Depending on etiology, restricted activity is not necessary.

Diet

  • Experimentation with different food consistencies is essential. Liquid gruel, small meatballs, or blenderized slurries may be used.
  • Some cases benefit from gastrostomy feedings, though regurgitation may still occur.
  • Both food and water should be elevated, and animal should be maintained in an upright position for 10–15 minutes after eating or drinking. Use of a Bailey chair facilitates keeping the dog upright for 10–15 minutes after a meal.
  • The recommend caloric requirement amount should be calculated and the diet should be monitored so that basic energy requirements are met.

Client Education

  • If regurgitation is due to megaesophagus, most cases require life-long therapy, even if an underlying etiology is found. Client dedication is important for long-term management.
  • Most animals succumb to aspiration pneumonia or intractable regurgitation.
  • Placement of a PEG tube in dogs with megaesophagus can reduce the frequency of aspiration pneumonia.

Surgical Considerations

  • Surgical intervention is indicated for vascular ring anomalies, cricopharyngeal achalasia, bronchoesophageal fistula, and others.
  • Esophageal dysfunction is permanent in most cases.
  • Balloon dilation is indicated for cases of esophageal stricture.

Medications

Medications

Drug(s) Of Choice

  • Antibiotics for aspiration pneumonia (broad-spectrum or based on culture and sensitivity from TTW or BAL).
  • Specific therapy for underlying etiology if indicated.
  • Prokinetics-metoclopramide (0.2–0.4 mg/kg SC or PO q6–12h, or 1–2 mg/kg q24h as a CRI) increases lower esophageal sphincter tone and increases gastric motility.
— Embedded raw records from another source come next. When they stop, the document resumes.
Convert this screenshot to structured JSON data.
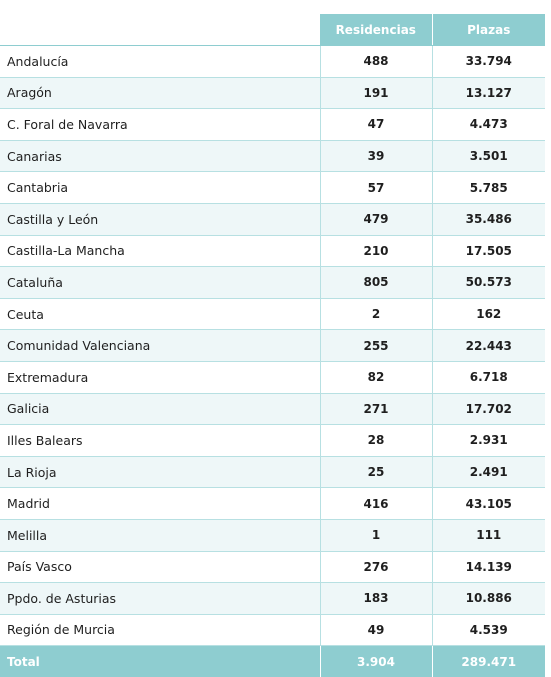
{
  "table": {
    "headers": {
      "region": "",
      "residencias": "Residencias",
      "plazas": "Plazas"
    },
    "rows": [
      {
        "region": "Andalucía",
        "residencias": "488",
        "plazas": "33.794"
      },
      {
        "region": "Aragón",
        "residencias": "191",
        "plazas": "13.127"
      },
      {
        "region": "C. Foral de Navarra",
        "residencias": "47",
        "plazas": "4.473"
      },
      {
        "region": "Canarias",
        "residencias": "39",
        "plazas": "3.501"
      },
      {
        "region": "Cantabria",
        "residencias": "57",
        "plazas": "5.785"
      },
      {
        "region": "Castilla y León",
        "residencias": "479",
        "plazas": "35.486"
      },
      {
        "region": "Castilla-La Mancha",
        "residencias": "210",
        "plazas": "17.505"
      },
      {
        "region": "Cataluña",
        "residencias": "805",
        "plazas": "50.573"
      },
      {
        "region": "Ceuta",
        "residencias": "2",
        "plazas": "162"
      },
      {
        "region": "Comunidad Valenciana",
        "residencias": "255",
        "plazas": "22.443"
      },
      {
        "region": "Extremadura",
        "residencias": "82",
        "plazas": "6.718"
      },
      {
        "region": "Galicia",
        "residencias": "271",
        "plazas": "17.702"
      },
      {
        "region": "Illes Balears",
        "residencias": "28",
        "plazas": "2.931"
      },
      {
        "region": "La Rioja",
        "residencias": "25",
        "plazas": "2.491"
      },
      {
        "region": "Madrid",
        "residencias": "416",
        "plazas": "43.105"
      },
      {
        "region": "Melilla",
        "residencias": "1",
        "plazas": "111"
      },
      {
        "region": "País Vasco",
        "residencias": "276",
        "plazas": "14.139"
      },
      {
        "region": "Ppdo. de Asturias",
        "residencias": "183",
        "plazas": "10.886"
      },
      {
        "region": "Región de Murcia",
        "residencias": "49",
        "plazas": "4.539"
      }
    ],
    "total": {
      "region": "Total",
      "residencias": "3.904",
      "plazas": "289.471"
    }
  },
  "colors": {
    "header_teal": "#8ecdd0",
    "row_alt": "#eef7f8",
    "row_border": "#b7e0e2"
  }
}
Cisapride (0.5 mg/kg PO q8–12h) is more effective for esophageal reflux than metoclopramide and has been documented to enhance gastric emptying and increase lower esophageal sphincter tone in dogs.
  • Other motility agents (e.g., nizatidine) have not been evaluated for esophageal motility.
  • H2 blockers for esophagitis-ranitidine (1–2 mg/kg PO, IV q12h), famotidine (0.5–1 mg/kg PO, SC, IM, IV q12h). Proton pump inhibitors may be used in severe cases-omeprazole (0.7–1.5 mg/kg PO q24h).

Contraindications

N/A

Precautions

  • Absorption of orally administered drugs may be compromised.
  • Injectable forms should be used when applicable.

Possible Interactions

N/A

Alternative Drug(s)

N/A

Follow-Up

Follow-Up

Patient Monitoring

  • Animals with aspiration pneumonia should have thoracic radiographs and complete blood counts checked until resolution, or if recurrence is suspected.
  • Animals should be monitored, weighed, and body condition scores applied to ensure adequate caloric intake.

Prevention/Avoidance

N/A

Possible Complications

  • Aspiration pneumonia.
  • Others depending on presence of underlying diseases (e.g., hypothyroidism).

Expected Course and Prognosis

  • Older animals with idiopathic megaesophagus have a poor prognosis.
  • Aspiration pneumonia is the typical cause of death or euthanasia.

Miscellaneous

Miscellaneous

Associated Conditions

  • Aspiration pneumonia
  • Megaesophagus

Age-Related Factors

Young animals may regain some esophageal function with appropriate therapy, depending on etiology.

Zoonotic Potential

None

Pregnancy/Fertility/Breeding

N/A

Abbreviations

  • ACTH = adrenocorticotropic hormone
  • BAL = bronchoalveolar lavage
  • CK = creatine kinase
  • CT = computed tomography
  • PEG = percutaneous gastrostomy tube
  • TTW = transtracheal wash

Suggested Reading

Guilford G, Strombeck D. Diseases of swallowing. In: Strombeck's Small Animal Gastroenterology, 3rd ed. Philadelphia: Saunders, 1996, pp. 211235.